Still, there is work to be done in this area. There are several explanations for the loss of interest in primary care. Student debt is certainly a source of discouragement for some students contemplating a primary care field. In addition, anecdotal data abound to suggest that our medical school culture dissuades students from family medicine and into more technologically oriented disciplines.
The time is right for medical schools to take some responsibility for the demise of primary care and look for innovative approaches to rejuvenate these disciplines. Efforts such as the selection of students (perhaps from small towns and urban areas) who are likely to become primary care physicians, developing continuity clinics for all third-year students, and selective scholarships are being used with varying levels of success. In the late 1980s and early 1990s, an extraordinarily successful pilot program enabled students to do both their fourth year of medical school and first year of primary care residency at the same time. Twelve participating schools all reported the success of the program, but the pilot was not continued by the ACGME and strong efforts to reestablish the program in 2008 were unsuccessful, in part because of administrative concerns.
The Family Medicine Accelerated Track (FMAT) of Texas Tech University Health Sciences Center’s (TTUHSC) School of Medicine was created out of this successful accelerated track experience.
The FMAT consists of a modified three-year curriculum that will lead to the M.D. degree followed by a standard three-year family medicine residency program, ideally to be completed in one of the TTUHSC family medicine residency programs. The track is open to 14 students per year who are selected within the first year of medical school. There will be financial benefits for students who match with a TTUHSC program. However, FMAT students will enter the National Resident Matching Program and may select residency programs outside of the TTUHSC programs.
The program creates a high level of enthusiasm among students and is considered prestigious. Student debt is decreased 50 percent, because of a full scholarship for the first year and no fourth-year tuition, and because students will draw a resident stipend one year earlier. While we cannot change salary inequities across the system, we can make a difference in student debt and how it affects career choice.
The three-year curriculum for FMAT students requires modifications and enhancements to the current curriculum, to ensure that FMAT students obtain all required training using a timeline that permits them to fulfill all of the graduation requirements within three years. As such, graduation is, in essence, based on fulfilling competencies. Recently, the Carnegie Foundation released a study recommending that three-year curricula be an option for medical schools, and that a focus on learning outcomes and competencies must be the currency for advancement.
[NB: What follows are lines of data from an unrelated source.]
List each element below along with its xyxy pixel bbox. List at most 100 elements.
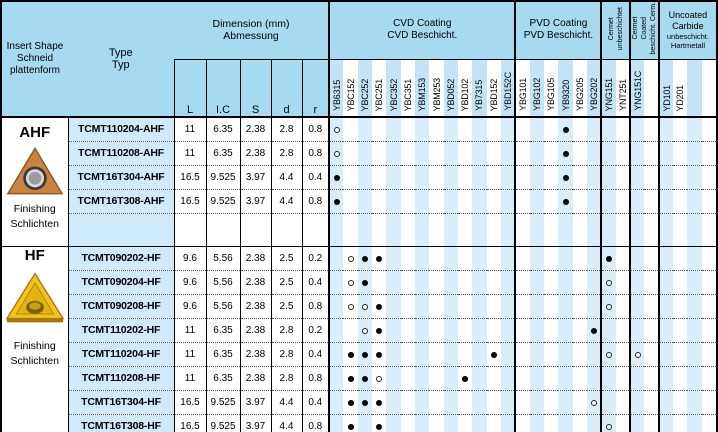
dim-cell: 2.8 xyxy=(271,365,303,391)
mark-cell xyxy=(458,389,473,415)
mark-cell xyxy=(572,164,588,190)
mark-cell xyxy=(472,269,487,295)
mark-cell xyxy=(472,188,487,214)
insert-photo xyxy=(6,145,64,202)
mark-cell xyxy=(486,188,501,214)
grade-column-header: YBD052 xyxy=(443,59,458,119)
mark-cell xyxy=(572,245,588,271)
mark-cell xyxy=(400,317,416,343)
mark-cell xyxy=(372,317,387,343)
mark-cell xyxy=(372,269,387,295)
mark-cell xyxy=(544,389,559,415)
mark-cell xyxy=(629,188,645,214)
mark-cell xyxy=(372,389,387,415)
mark-cell xyxy=(673,413,688,432)
mark-cell xyxy=(415,293,430,319)
mark-cell xyxy=(514,140,530,166)
mark-cell xyxy=(644,117,658,141)
mark-cell xyxy=(673,293,688,319)
pvd-coating-header: PVD Coating PVD Beschicht. xyxy=(514,2,602,60)
mark-cell xyxy=(386,341,401,367)
mark-cell xyxy=(429,188,444,214)
mark-cell xyxy=(587,389,602,415)
grade-mark-filled xyxy=(490,352,497,359)
table-row: TCMT110204-HF 11 6.35 2.38 2.8 0.4 xyxy=(2,341,716,367)
table-row: TCMT16T308-HF 16.5 9.525 3.97 4.4 0.8 xyxy=(2,413,716,432)
mark-cell xyxy=(328,293,344,319)
mark-cell xyxy=(328,317,344,343)
mark-cell xyxy=(357,293,373,319)
dim-cell: 6.35 xyxy=(206,365,241,391)
grade-column-header: YD101 xyxy=(657,59,674,119)
dim-cell: 0.4 xyxy=(302,389,330,415)
mark-cell xyxy=(429,140,444,166)
mark-cell xyxy=(486,245,501,271)
grade-label-row: L I.C S d r YB6315 YBC152 YBC252 YBC251 YBC3… xyxy=(2,59,716,119)
mark-cell xyxy=(429,413,444,432)
mark-cell xyxy=(415,245,430,271)
mark-cell xyxy=(415,341,430,367)
grade-label: YBG202 xyxy=(589,78,600,112)
mark-cell xyxy=(529,293,545,319)
grade-mark-filled xyxy=(347,352,354,359)
mark-cell xyxy=(328,389,344,415)
dim-cell: 11 xyxy=(174,317,207,343)
mark-cell xyxy=(673,341,688,367)
mark-cell xyxy=(372,140,387,166)
dim-cell: 16.5 xyxy=(174,413,207,432)
dim-cell: 0.8 xyxy=(302,117,330,142)
mark-cell xyxy=(357,164,373,190)
dim-cell: 9.525 xyxy=(206,164,241,190)
mark-cell xyxy=(486,140,501,166)
grade-column-header: YB6315 xyxy=(328,59,344,119)
grade-label: YD101 xyxy=(661,84,672,112)
grade-column-header: YBC251 xyxy=(372,59,387,119)
grade-mark-filled xyxy=(333,175,340,182)
mark-cell xyxy=(372,245,387,271)
mark-cell xyxy=(443,245,458,271)
grade-column-header xyxy=(687,59,702,119)
mark-cell xyxy=(687,245,702,271)
mark-cell xyxy=(343,293,358,319)
mark-cell xyxy=(615,293,631,319)
mark-cell xyxy=(615,245,631,271)
mark-cell xyxy=(687,117,702,142)
mark-cell xyxy=(572,341,588,367)
mark-cell xyxy=(443,269,458,295)
mark-cell xyxy=(343,188,358,214)
mark-cell xyxy=(328,245,344,271)
mark-cell xyxy=(558,117,573,142)
mark-cell xyxy=(386,317,401,343)
dim-cell: 5.56 xyxy=(206,293,241,319)
dim-cell: 2.8 xyxy=(271,140,303,166)
mark-cell xyxy=(472,245,487,271)
shape-label: HF xyxy=(24,246,45,264)
mark-cell xyxy=(702,117,716,141)
grade-label: YB6315 xyxy=(332,80,343,112)
mark-cell xyxy=(472,365,487,391)
mark-cell xyxy=(372,341,387,367)
mark-cell xyxy=(486,341,501,367)
type-cell: TCMT16T304-AHF xyxy=(68,164,175,190)
grade-column-header: YBD102 xyxy=(458,59,473,119)
mark-cell xyxy=(701,317,716,343)
table-row: TCMT110208-AHF 11 6.35 2.38 2.8 0.8 xyxy=(2,140,716,166)
grade-column-header: YBC152 xyxy=(343,59,358,119)
mark-cell xyxy=(657,164,674,190)
mark-cell xyxy=(629,365,645,391)
mark-cell xyxy=(472,413,487,432)
dim-cell: 0.2 xyxy=(302,245,330,271)
uncoated-carbide-header: Uncoated Carbide unbeschicht. Hartmetall xyxy=(657,2,716,60)
mark-cell xyxy=(415,389,430,415)
grade-column-header: YBG205 xyxy=(572,59,588,119)
grade-mark-filled xyxy=(606,256,613,263)
mark-cell xyxy=(701,413,716,432)
mark-cell xyxy=(701,389,716,415)
mark-cell xyxy=(500,140,516,166)
dim-cell: 2.38 xyxy=(240,245,272,271)
mark-cell xyxy=(500,365,516,391)
grade-column-header: YBM153 xyxy=(415,59,430,119)
table-row: TCMT090204-HF 9.6 5.56 2.38 2.5 0.4 xyxy=(2,269,716,295)
grade-mark-filled xyxy=(333,199,340,206)
grade-label: YBG205 xyxy=(574,78,585,112)
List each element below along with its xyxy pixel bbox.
FMAT has been approved by the Liaison Committee on Medical Education (which has approved three-year curricula for all students in some Canadian medical schools). Leaders from other schools have expressed interest in our program and in establishing similar programs at their institutions. This summer, nine highly motivated students with credentials that put them in the top half of their class are working with basic scientists and role-model family physicians in a course that will prepare them for a longitudinal family medicine clerkship in the second year. The eight-week period that opens up in the third year will be used for some of the fourth-year requirements such as a sub-internship and ICU. Many electives taken by fourth-year students such as orthopedics, ENT, and emergency room will be elective options in the family medicine residency curriculum.
West Texas needs more family physicians, and our school of medicine is committed to meeting the needs of our community by making the training and practice of family medicine more attractive to our students.